A fermentação de precisão usa microrganismos para crescer proteínas em biorreatores caros. Contudo, oferece vantagens: o processo não necessita da terra (embora use açúcares para alimentar os microrganismos), água e alimentação que o gado requer. Além disso, as instalações (principalmente produção interna) podem ser instaladas em qualquer lugar do mundo, independentemente do clima.

Entre os principais players deste campo estão a Formo, da Alemanha, e a Those Vegan Cowboys, da Bélgica. Essas duas empresas se uniram para acelerar a produção de caseína sem origem animal e retirar as vacas da produção de queijo. Ambas anunciaram marcos na escalada da produção e revelaram produtos como creme e outros queijos.

A Standing Ovation, da França, levantou milhões de investidores privados e do governo francês para escalar a produção de caseína e desenvolver queijo sem origem animal em parceria com o Grupo Bel, a empresa-mãe do Babybel.

A australiana Eden Brew, estabelecida em 2021 através de uma parceria entre a Norco, uma cooperativa de laticínios de propriedade de agricultores, e a agência científica australiana CSIRO, também está desenvolvendo caseínas para introduzir laticínios sem origem animal no país.

A New Culture, com sede na Califórnia, também fez progressos significativos este ano, escalando e obtendo status GRAS para comercializar sua mussarela sem origem animal feita com caseína fermentada de precisão nos EUA. Recentemente, a empresa fez uma parceria com o gigante biotecnológico sul-coreano CJ CheilJedang para reduzir o custo de produção de sua caseína e obter um preço competitivo para a mussarela para pizzarias.

A especialista holandesa em ingredientes vegetais Fooditive Group também fabrica caseína vegana para fornecer aos clientes europeus. Segundo a empresa, sua produção marca a primeira caseína vegetal em escala industrial produzida por fermentação de precisão.

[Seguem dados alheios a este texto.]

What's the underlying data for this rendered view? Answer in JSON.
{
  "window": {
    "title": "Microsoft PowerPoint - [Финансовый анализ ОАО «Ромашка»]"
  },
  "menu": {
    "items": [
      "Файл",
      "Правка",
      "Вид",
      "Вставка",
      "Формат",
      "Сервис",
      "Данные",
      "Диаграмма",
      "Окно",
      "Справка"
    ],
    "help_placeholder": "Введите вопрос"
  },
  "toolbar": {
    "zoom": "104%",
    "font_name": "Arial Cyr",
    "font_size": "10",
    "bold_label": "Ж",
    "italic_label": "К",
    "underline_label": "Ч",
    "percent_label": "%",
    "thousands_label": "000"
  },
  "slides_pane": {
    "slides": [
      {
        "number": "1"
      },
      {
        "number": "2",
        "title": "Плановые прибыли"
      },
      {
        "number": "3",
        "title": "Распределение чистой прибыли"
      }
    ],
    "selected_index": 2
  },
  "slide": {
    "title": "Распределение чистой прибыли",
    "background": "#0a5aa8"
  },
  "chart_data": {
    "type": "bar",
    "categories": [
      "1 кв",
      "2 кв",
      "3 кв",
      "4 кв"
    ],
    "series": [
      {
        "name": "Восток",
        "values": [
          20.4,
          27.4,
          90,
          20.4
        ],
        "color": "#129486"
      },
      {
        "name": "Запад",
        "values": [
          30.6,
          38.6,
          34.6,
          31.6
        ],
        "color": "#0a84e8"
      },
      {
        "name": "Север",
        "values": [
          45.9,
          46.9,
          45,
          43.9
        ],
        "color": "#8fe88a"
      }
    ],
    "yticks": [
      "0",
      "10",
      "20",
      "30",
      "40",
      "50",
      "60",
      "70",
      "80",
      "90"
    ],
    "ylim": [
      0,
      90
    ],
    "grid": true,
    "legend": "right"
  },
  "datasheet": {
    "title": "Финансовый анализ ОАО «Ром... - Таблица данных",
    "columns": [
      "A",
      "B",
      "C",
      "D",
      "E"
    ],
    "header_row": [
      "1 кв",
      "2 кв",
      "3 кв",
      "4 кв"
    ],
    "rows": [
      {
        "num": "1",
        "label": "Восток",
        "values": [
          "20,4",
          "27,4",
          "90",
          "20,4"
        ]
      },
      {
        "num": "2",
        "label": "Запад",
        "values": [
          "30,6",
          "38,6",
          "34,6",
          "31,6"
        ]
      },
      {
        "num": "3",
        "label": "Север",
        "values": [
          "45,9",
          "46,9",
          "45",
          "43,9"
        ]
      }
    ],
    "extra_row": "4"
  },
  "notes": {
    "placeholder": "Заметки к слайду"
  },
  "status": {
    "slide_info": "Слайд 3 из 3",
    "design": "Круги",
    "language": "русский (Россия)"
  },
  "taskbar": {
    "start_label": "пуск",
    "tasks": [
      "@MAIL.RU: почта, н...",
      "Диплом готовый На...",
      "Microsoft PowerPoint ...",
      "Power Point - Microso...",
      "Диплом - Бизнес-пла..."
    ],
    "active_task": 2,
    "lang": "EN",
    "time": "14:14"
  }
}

A Fermify, uma empresa austríaca de fermentação de precisão que visa revolucionar a produção de laticínios, oferece caseína fermentada que supostamente oferece um nível de pureza de 94%, enquanto seu sabor, confiabilidade e estrutura rivalizam com as proteínas de origem animal. A Fermify anunciou parcerias industriais com as multinacionais CREMER e Interfood para desenvolver novos produtos lácteos alternativos.

A Change Foods, uma empresa EUA-australiana, e a indiana Zero Cow também estão na corrida para remover a vaca da produção de laticínios.

Caseína vegetal

Utilizando uma abordagem diferente, a startup de tecnologia alimentar Climax Foods (desqualificada do Good Food Awards pela indústria de laticínios) afirma ter descoberto o “primeiro” ingrediente vegetal, uma proteína à base de sementes, que replica o desempenho funcional da caseína do leite, permitindo que o queijo derreta e estique.

Rudy Yoo, fundador e CEO da Pureture, comentou sobre a introdução da caseína vegetal no ano passado: “Na Pureture, estamos focados em desenvolver materiais e tecnologias para mudanças essenciais na alimentação que proporcionarão uma cultura alimentar mais rica e duradoura.”